Avec regret, le simple statut de propriétaire d’un terrain ou de fermier offre la liberté absolue, dans le temps et dans l’espace, de détruire ou de repousser ce type d’espèce.

Une condition néanmoins : l’animal doit potentiellement porter atteinte à la propriété. Cette condition n’est pas purement hypothétique ou faiblement probabilisable. L’atteinte doit être imminente, c’est-à-dire sur le point de se produire, ou être accomplie. Une liberté qui est d’ailleurs quasi absolue à l’encontre de ce « nuisible absolu » : l’utilisation de tout moyen est envisageable, y compris l’arme à feu, à l’exception bien heureusement des fosses et collets considérés probablement comme synonymes de maltraitance.

Une nuance néanmoins : depuis 1968, les sangliers et grands cervidés sont considérés comme pouvant intéresser les activités de chasse. Du coup, l’assimilation à la chasse met fin au droit discrétionnaire du propriétaire ou du fermier de le détruire. Seul l’acte de repoussement est alors autorisé. Malheureusement, la protection des sangliers n’est pas homogène sur le territoire français, à tel point que certains départements le considèrent comme nuisible.

Considération non dénuée de conséquences : le sanglier offre l’autorisation de plein droit au propriétaire ou au fermier de le détruire.
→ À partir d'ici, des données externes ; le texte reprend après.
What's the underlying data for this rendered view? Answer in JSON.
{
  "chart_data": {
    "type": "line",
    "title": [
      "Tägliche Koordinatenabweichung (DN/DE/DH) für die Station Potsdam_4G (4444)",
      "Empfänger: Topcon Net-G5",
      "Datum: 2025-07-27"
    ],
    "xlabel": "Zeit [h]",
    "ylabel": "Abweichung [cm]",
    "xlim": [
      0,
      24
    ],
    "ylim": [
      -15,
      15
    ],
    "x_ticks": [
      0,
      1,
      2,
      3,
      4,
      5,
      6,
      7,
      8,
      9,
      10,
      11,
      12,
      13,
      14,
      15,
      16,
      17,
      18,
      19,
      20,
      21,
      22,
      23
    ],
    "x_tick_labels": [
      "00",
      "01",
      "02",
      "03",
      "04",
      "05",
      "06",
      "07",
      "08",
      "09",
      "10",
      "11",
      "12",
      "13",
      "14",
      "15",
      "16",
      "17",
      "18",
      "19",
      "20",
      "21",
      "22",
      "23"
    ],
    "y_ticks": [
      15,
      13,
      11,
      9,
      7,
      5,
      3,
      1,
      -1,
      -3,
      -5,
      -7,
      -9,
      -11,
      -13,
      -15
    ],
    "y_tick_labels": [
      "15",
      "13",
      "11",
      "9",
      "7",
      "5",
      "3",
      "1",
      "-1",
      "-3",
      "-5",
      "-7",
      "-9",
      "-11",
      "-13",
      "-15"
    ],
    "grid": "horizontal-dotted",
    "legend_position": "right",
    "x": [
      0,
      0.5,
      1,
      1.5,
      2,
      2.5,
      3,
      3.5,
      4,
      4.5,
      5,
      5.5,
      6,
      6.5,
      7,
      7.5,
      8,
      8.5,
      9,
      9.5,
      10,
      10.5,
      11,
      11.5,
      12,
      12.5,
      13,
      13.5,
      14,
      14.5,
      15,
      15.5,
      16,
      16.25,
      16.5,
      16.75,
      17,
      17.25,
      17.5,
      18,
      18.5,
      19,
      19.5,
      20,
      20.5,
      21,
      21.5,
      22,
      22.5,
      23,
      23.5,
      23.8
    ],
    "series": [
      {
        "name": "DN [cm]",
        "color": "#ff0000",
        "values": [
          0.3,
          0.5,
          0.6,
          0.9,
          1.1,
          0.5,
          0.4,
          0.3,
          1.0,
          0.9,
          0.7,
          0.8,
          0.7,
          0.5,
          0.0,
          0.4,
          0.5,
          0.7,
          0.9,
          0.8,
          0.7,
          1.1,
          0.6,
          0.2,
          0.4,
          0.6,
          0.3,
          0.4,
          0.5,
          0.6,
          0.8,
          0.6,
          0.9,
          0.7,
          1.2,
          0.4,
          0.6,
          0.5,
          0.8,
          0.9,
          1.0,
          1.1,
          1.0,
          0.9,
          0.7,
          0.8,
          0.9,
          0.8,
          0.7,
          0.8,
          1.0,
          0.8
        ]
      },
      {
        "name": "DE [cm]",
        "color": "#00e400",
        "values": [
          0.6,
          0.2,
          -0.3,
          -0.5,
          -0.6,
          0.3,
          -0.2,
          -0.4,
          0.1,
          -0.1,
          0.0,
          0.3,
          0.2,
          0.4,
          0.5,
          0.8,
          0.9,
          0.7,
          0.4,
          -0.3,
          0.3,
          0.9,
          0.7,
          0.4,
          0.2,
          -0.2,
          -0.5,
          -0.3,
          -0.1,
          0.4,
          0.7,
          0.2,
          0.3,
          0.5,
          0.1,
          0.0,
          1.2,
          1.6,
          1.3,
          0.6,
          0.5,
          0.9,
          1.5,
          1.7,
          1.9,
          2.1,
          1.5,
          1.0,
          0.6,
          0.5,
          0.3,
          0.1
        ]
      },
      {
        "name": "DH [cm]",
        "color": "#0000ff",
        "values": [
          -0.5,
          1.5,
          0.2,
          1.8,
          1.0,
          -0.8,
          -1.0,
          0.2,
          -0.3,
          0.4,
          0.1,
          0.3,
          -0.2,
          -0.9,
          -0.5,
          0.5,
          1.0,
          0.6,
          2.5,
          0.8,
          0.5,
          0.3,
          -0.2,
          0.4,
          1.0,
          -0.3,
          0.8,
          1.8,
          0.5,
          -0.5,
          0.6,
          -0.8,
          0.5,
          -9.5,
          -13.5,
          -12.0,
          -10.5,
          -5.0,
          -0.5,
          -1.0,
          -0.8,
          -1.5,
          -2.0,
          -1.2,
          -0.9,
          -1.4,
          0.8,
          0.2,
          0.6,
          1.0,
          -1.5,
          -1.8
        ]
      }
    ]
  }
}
Encore une fois, aucune restriction dans l’espace et à l’égard des moyens utilisés. Seul garde fou : être titulaire du droit de chasse et d’une autorisation expresse et individuelle de destruction. Mais quelle autorisation ! Une autorisation de tirer « sans formalités et en tout lieu ».

Le droit a choisi de fonder juridiquement le pouvoir de tuer un « nuisible absolu » non comme un acte répréhensible mais comme le corollaire d’un acte de légitime de défense. Traditionnellement, la légitime défense est admise lorsque proportionnellement, l’acteur menacé répond promptement à une atteinte imminente ou réalisée, à son intégrité physique ou à ses biens. C’est ainsi de cette manière que l’acte de légitime défense n’a pas été considéré par le législateur comme un acte classique de chasse.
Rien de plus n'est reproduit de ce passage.